Though Streeting never outlined how he would see smoking eventually phased out, the idea is not without precedent. New Zealand recently introduced a law that bans anyone who is now under the age of 14 (born on or after 1 January 2009) from ever being able to purchase cigarettes legally; the law makes it also illegal for older people to give them tobacco products.

The nation’s government hopes measures to ensure smoking is less affordable, accessible and addictive – including reducing the legal amount of nicotine allowed in tobacco products and making them available in reduced number of shops – will see it become the first country in the world to achieve “smoke-free” status, defined as an adult smoking rate of no more than 5 per cent.   

Currently, the proportion of smokers in the UK stands at 13.3 per cent (equating to 6.6 million people). There’s been a gradual fall in the number of smokers since indoor smoking was banned in enclosed public spaces in July 2007 (when 24 per cent of people smoked).

But would Britain tolerate a similar change in law? And if so, what impact would it have?

“I’ve been surprised that we’ve come as far as we have. The steady introduction of more bans, higher taxes on tobacco, banning advertising, has had this enduring effect over a long period of time,” Les Mayhew, the head of global research at the ILC health think tank, told Spotlight. However, “this fall in the prevalence [of smoking], whilst it’s been very welcome, it seems to be levelling out a bit now”, he added. In the past five years, smoking among adults has only dropped by 1.8 per cent.

In its 2019 manifesto, the Conservative Party set a target for England to be “smoke-free” by 2030, and the government’s levelling up white paper aimed to lower life expectancy gaps between affluent and struggling areas and add five years to life expectancy across the UK by 2035.

But the government is offering fewer opportunities to help smokers quit. Public health grants for councils to provide stop smoking services and tobacco control has been cut by 41 per cent in real terms, analysis from the Health Foundation charity shows. In addition to anti-smoking support facing the biggest cut out of all health areas, cuts to council “[grants] have been greater in more deprived areas”, the research notes.

Smoking is more prevalent in more deprived areas, and research indicates that a girl born today in one of the most deprived 10 per cent of local areas is expected to live 19 fewer years in good health than a girl born in the least deprived. Although a range of factors could contribute to this outcome.

Adopting a New Zealand-style approach, or outlawing smoking altogether in the UK, won’t be enough, however. Mayhew pointed to his recent research that concluded that even if smoking was banned tomorrow, the full societal health benefits won’t be seen for 40 years.
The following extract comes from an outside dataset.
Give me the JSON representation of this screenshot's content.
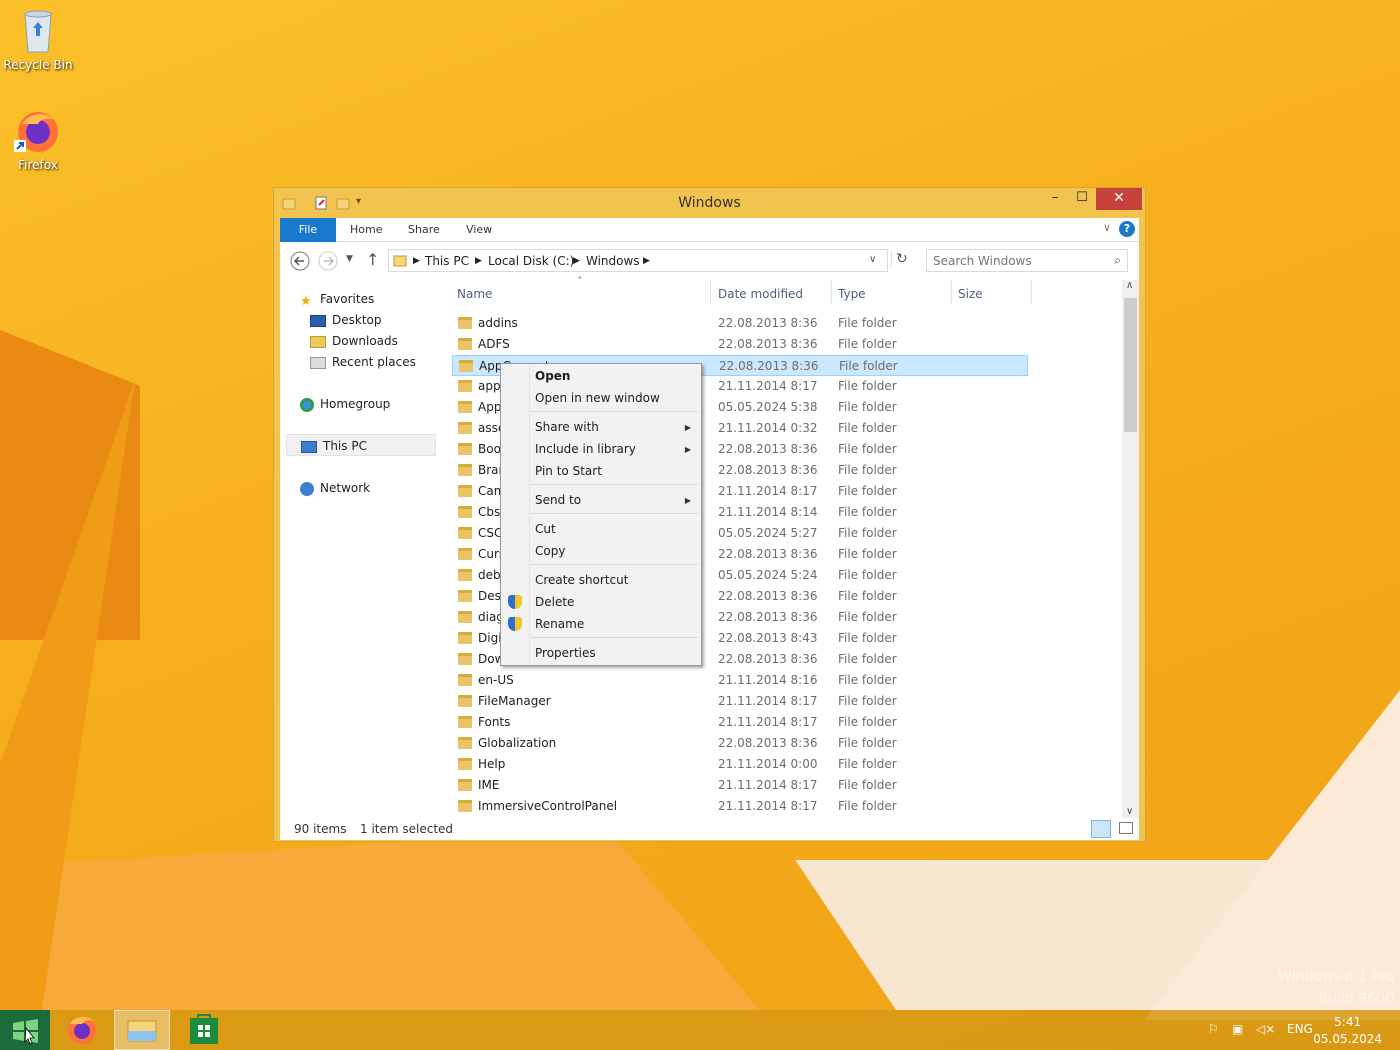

But he described the New Zealand approach as “interesting and sensible” and something the UK could emulate.

“It’s easier to start with younger people who have never smoked than it is to start with hardened smokers,” Mayhew added, also stressing the importance of state action in addressing other negative outcomes – such as inactivity and poor mental health – associated with smoking. “You could go harder and faster, but I congratulate New Zealand for implementing this long overdue policy.”